Tout d’abord, comme je l’ai déjà dit, la loi tente mala­droi­te­ment de réta­blir une pré­somp­tion de cul­pa­bi­lité expres­sé­ment refu­sée par le Con­seil. Il devrait n’appré­cier que modé­ré­ment qu’on tente de lui repas­ser le plat.

De plus, le Con­seil a cer­tes accepté le prin­cipe de l’ordon­nance pénale, mais il a posé des con­di­tions.
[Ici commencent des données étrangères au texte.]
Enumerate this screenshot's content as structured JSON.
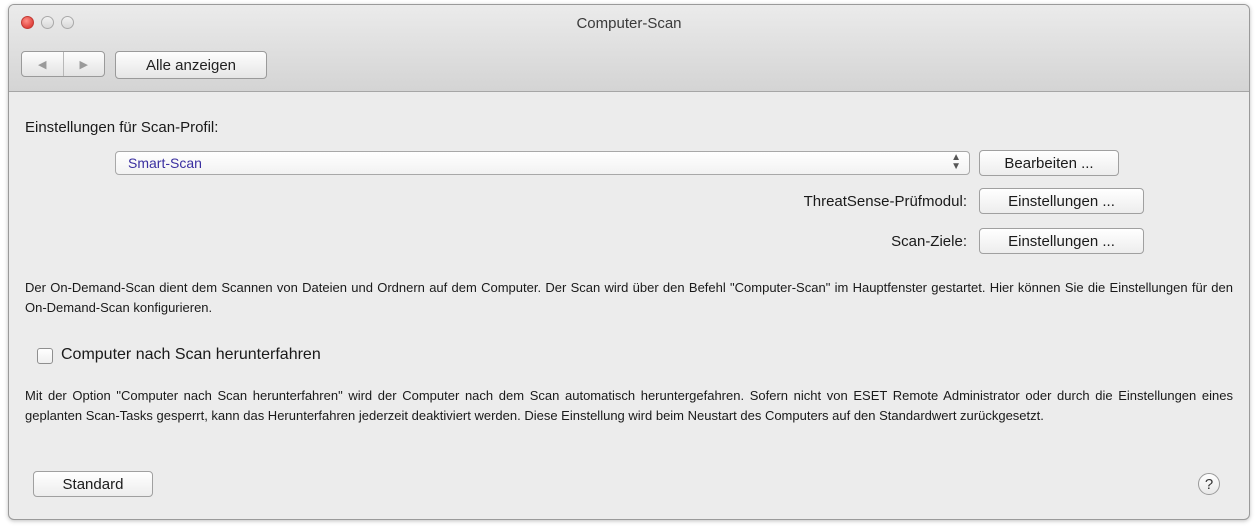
{
  "window": {
    "title": "Computer-Scan"
  },
  "toolbar": {
    "back_glyph": "◀",
    "forward_glyph": "▶",
    "show_all_label": "Alle anzeigen"
  },
  "profile": {
    "heading": "Einstellungen für Scan-Profil:",
    "selected": "Smart-Scan",
    "edit_label": "Bearbeiten ...",
    "threatsense_label": "ThreatSense-Prüfmodul:",
    "threatsense_button": "Einstellungen ...",
    "targets_label": "Scan-Ziele:",
    "targets_button": "Einstellungen ..."
  },
  "description": "Der On-Demand-Scan dient dem Scannen von Dateien und Ordnern auf dem Computer. Der Scan wird über den Befehl \"Computer-Scan\" im Hauptfenster gestartet. Hier können Sie die Einstellungen für den On-Demand-Scan konfigurieren.",
  "shutdown": {
    "checkbox_label": "Computer nach Scan herunterfahren",
    "checked": false,
    "description": "Mit der Option \"Computer nach Scan herunterfahren\" wird der Computer nach dem Scan automatisch heruntergefahren. Sofern nicht von ESET Remote Administrator oder durch die Einstellungen eines geplanten Scan-Tasks gesperrt, kann das Herunterfahren jederzeit deaktiviert werden. Diese Einstellung wird beim Neustart des Computers auf den Standardwert zurückgesetzt."
  },
  "footer": {
    "default_label": "Standard",
    "help_glyph": "?"
  },
  "colors": {
    "close_button": "#e0443e",
    "selected_value": "#3a2fa0"
  }
}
C’était lors de l’exten­sion de cette pro­cé­dure aux délits, lors de la loi Per­ben 1. Déci­sion n° 2002-461 DC du 29 août 2002. À la décharge du Gou­ver­ne­ment, l’aver­tis­se­ment ne se trouve pas dans la déci­sion elle même mais dans le com­men­taire aux Cahiers de juris­pru­dence du Con­seil Cons­ti­tu­tion­nel (pdf) :

Comme il a été dit à pro­pos de la pos­si­bi­lité don­née au juge de proxi­mité, par l’arti­cle 7 de la loi défé­rée, de ren­voyer une affaire au juge d’ins­tance en cas de dif­fi­culté sérieuse, l’éga­lité devant la jus­tice ne s’oppose pas à ce que le juge­ment de cer­tai­nes affai­res fasse l’objet d’une pro­cé­dure spé­ci­fi­que, à con­di­tion que cette pro­cé­dure soit défi­nie pré­ci­sé­ment, que le choix de cette pro­cé­dure repose sur des cri­tè­res objec­tifs et ration­nels ins­pi­rés par un souci de bonne admi­nis­tra­tion de la jus­tice et que cette pro­cé­dure ne lèse pas les droits des par­ties.

En l’espèce, le souci d’une bonne admi­nis­tra­tion de la jus­tice est tota­le­ment absent, seul le souci de la défense des inté­rêts patri­mo­niaux des artis­tes étant invo­qué. Quant aux cri­tè­res objec­tifs et ration­nels, eh bien, com­ment dire ça poli­ment… ?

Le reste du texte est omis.